The predominant botanical in gin is juniper. For thousands of years it has been used to enhance strong flavoured foods such as game and also as a medicine.

Juniper is listed in medicinal recipes found on Egyptian papyri dating back to 1550 BC.

The British Herbal Pharmacopeia (BHP) lists juniper as a digestive tonic,carminative (for flatulence and colic),antiseptic and diuretic for the kidneys.

In 1650 a Dutch medical professor at the University of Leyden, Dr. Franciscus Sylvius was looking for a cheap reliable diuretic medicine.He chose oil of juniper mixed with grain alcohol.This mixture was given the name genever(juniper) from which the English gin is derived.

Dr.
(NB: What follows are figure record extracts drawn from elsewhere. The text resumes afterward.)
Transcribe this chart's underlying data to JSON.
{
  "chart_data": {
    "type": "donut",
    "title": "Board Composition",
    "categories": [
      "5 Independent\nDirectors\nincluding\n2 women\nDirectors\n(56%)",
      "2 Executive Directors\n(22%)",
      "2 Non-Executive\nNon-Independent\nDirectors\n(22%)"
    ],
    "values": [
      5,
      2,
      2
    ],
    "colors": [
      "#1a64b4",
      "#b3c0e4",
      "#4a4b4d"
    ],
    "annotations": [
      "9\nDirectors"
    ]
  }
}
Sylvius is credited as the originator of gin.

Coincidentally an additional two botanicals in Moore’s Vintage Dry Gin are also listed in the BHP.

Angelica, along with juniper is a digestive tonic,carminative and diuretic.It is recommended for appetite stimulation, anorexia and flatulent dyspepsia.

Coriander is also a carminative which stimulates appetite and the secretion of digestive juices.

Gin is not alone in having its genesis as a medicinal compound.Many aperitifs,digestives,liqueurs and tonics of yesteryear were made with healing in mind.

The combination of herbs and alcohol is no accident as alcohol is an excellent medium for extracting the therapeutic ingredients in a plant and in addition it is a great way to preserve a herb or fruit when it is out of season.

 

 


THE CRITIQUE OF MOORE’S VINTAGE DRY GIN


NOSE: A finely balanced complex of lime, orange, floral, savory and herb aromas. Highly aromatic and nose tingling. Nose particularly long lasting.

PALATE: Sweet smooth entry finishing with a perfect weight of spicy myrtle and juniper warmth, a dash of angelica/saffron and long, long lingering citrus aftertaste.

USES: Absolutely shines with tonic water. A match made in heaven. Refined and elegant in a Martini or similar.